Coles investing

Bad news has gone hand-in-hand with supply chains these days, with shortages of everything from computer chips to toilet paper. But in better news, more companies are innovating fixes that could help prevent these kinds of disruptions from becoming the new normal.

One company taking the lead via new technology is Coles Group (ASX: COL), which is set to transform how it restocks fresh produce across its 850 stores nationwide.

You have already been able to shop for your groceries either online or through one of Coles’ supermarkets, but in light of the recent pandemic, consumers have been increasingly reliant on online grocery shopping as a means to stock up on food. Coles realised this shift in demand a few years ago and partnered with Ocado and Witron back in March 2019. Both of whom are world-leading providers in automated fulfilment technology and home delivery solutions.

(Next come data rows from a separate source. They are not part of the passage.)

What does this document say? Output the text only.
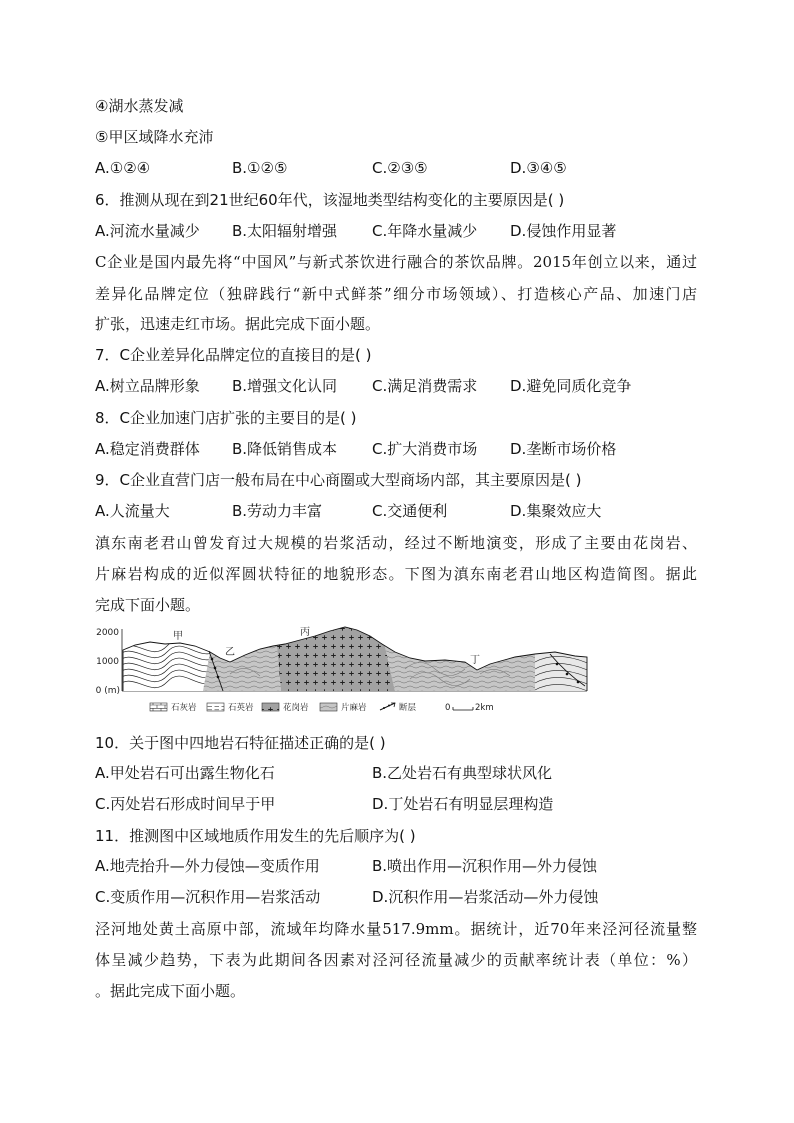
④湖水蒸发减
⑤甲区域降水充沛
A.①②④	B.①②⑤	C.②③⑤	D.③④⑤
6．推测从现在到21世纪60年代，该湿地类型结构变化的主要原因是( )
A.河流水量减少 B.太阳辐射增强 C.年降水量减少 D.侵蚀作用显著
C企业是国内最先将“中国风”与新式茶饮进行融合的茶饮品牌。2015年创立以来，通过
差异化品牌定位（独辟践行“新中式鲜茶”细分市场领域）、打造核心产品、加速门店
扩张，迅速走红市场。据此完成下面小题。
7．C企业差异化品牌定位的直接目的是( )
A.树立品牌形象 B.增强文化认同 C.满足消费需求 D.避免同质化竞争
8．C企业加速门店扩张的主要目的是( )
A.稳定消费群体 B.降低销售成本 C.扩大消费市场 D.垄断市场价格
9．C企业直营门店一般布局在中心商圈或大型商场内部，其主要原因是( )
A.人流量大	B.劳动力丰富	C.交通便利	D.集聚效应大
滇东南老君山曾发育过大规模的岩浆活动，经过不断地演变，形成了主要由花岗岩、
片麻岩构成的近似浑圆状特征的地貌形态。下图为滇东南老君山地区构造简图。据此
完成下面小题。
2000
1000
0 (m)
甲
乙
丙
丁
石灰岩	石英岩	花岗岩	片麻岩	断层	0	2km
10．关于图中四地岩石特征描述正确的是( )
A.甲处岩石可出露生物化石	B.乙处岩石有典型球状风化
C.丙处岩石形成时间早于甲	D.丁处岩石有明显层理构造
11．推测图中区域地质作用发生的先后顺序为( )
A.地壳抬升—外力侵蚀—变质作用	B.喷出作用—沉积作用—外力侵蚀
C.变质作用—沉积作用—岩浆活动	D.沉积作用—岩浆活动—外力侵蚀
泾河地处黄土高原中部，流域年均降水量517.9mm。据统计，近70年来泾河径流量整
体呈减少趋势，下表为此期间各因素对泾河径流量减少的贡献率统计表（单位：%）
。据此完成下面小题。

After the partnership, the Company began to roll out automated customer fulfilment centres (CFCs) in Melbourne, Sydney, and Queensland. Each of which is on track to be built and completed by 2023 and 2024, along with an army of over 1000 AI bots developed by Ocado, which will staff each CFC. The development of these CFCs is expected to cost the Company a total capital expenditure of $130m to $150m.

Once set up, you will be able to place an online order, then bots at the fulfilment centre gather your groceries and  load them onto a truck for same day dispatch – streamlining the process to make it efficient and straightforward for customers.

Steven Cain, Coles Group CEO, said, “We are very excited that the biggest automation project in Coles’ history, Witron and Ocado, will open next year (2023) to further enhance efficiencies and the range and service we can offer.”

If this technology looks familiar, then you’re not wrong. In 2012, US tech giant Amazon spent USD $775m to purchase robots from Kiva Systems that could automate their entire operations. Today, Amazon has over 200,000 mobile robots working inside their warehouses. The new technology helped the Company store up to 40% more inventories in their warehouses and ease employees’ jobs. Now it is clear why other companies are starting to adopt this strategy.

Not only does this new automation make the shopping experience simpler and more efficient for customers, but it has also caused many employees to be out of a job. Many people lost their jobs back in 2015 when Coles introduced automated self-checkouts across its supermarkets. The change was in part because Coles was able to process many more transactions a lot quicker than a standard checkout-chick, and they were able to have one staff member managing dozens of checkouts at once.

For the supermarket, this was wonderful – significantly less wages expense and less management required to oversee a large workforce. But for people needing a low-skilled job, supermarkets were no longer an option. Once the new CFCs are open and deployed, employment from an institution such as Coles will likely become even more scarce.

In the Company’s first-half report, which was released today, the Group saw sales revenue of $20.6b, increasing 1% year-on-year and 9% on a two-year basis. Earnings before tax and interest (EBIT) was $975m, decreasing 2.2%, including $20m spent on project implementation and development costs of the Witron and Ocado CFCs. The company states that revenue was driven by elevated sales as a result of lockdowns in NSW, VIC and the ACT, and also recognized costs from COVID-19 disruptions, which weighted on EBIT.

With shoppers returning to stores after the pandemic, Coles’ Express shopping service saw a 62.5% decline in EBIT from $32m to $12m year-on-year. This has accelerated the Group to get these fulfilment centres operating with the hopes that the cost benefits received will be in excess of $750m by the end of FY22.

Coles shares have been tracking sideways for most of 2021, reaching a low of $15.27 in March and hitting its peak of $18.94 in August. The report was received well by investors, seeing the shares jump nearly 4% at market open, and currently sitting at $17.30 at the time of writing.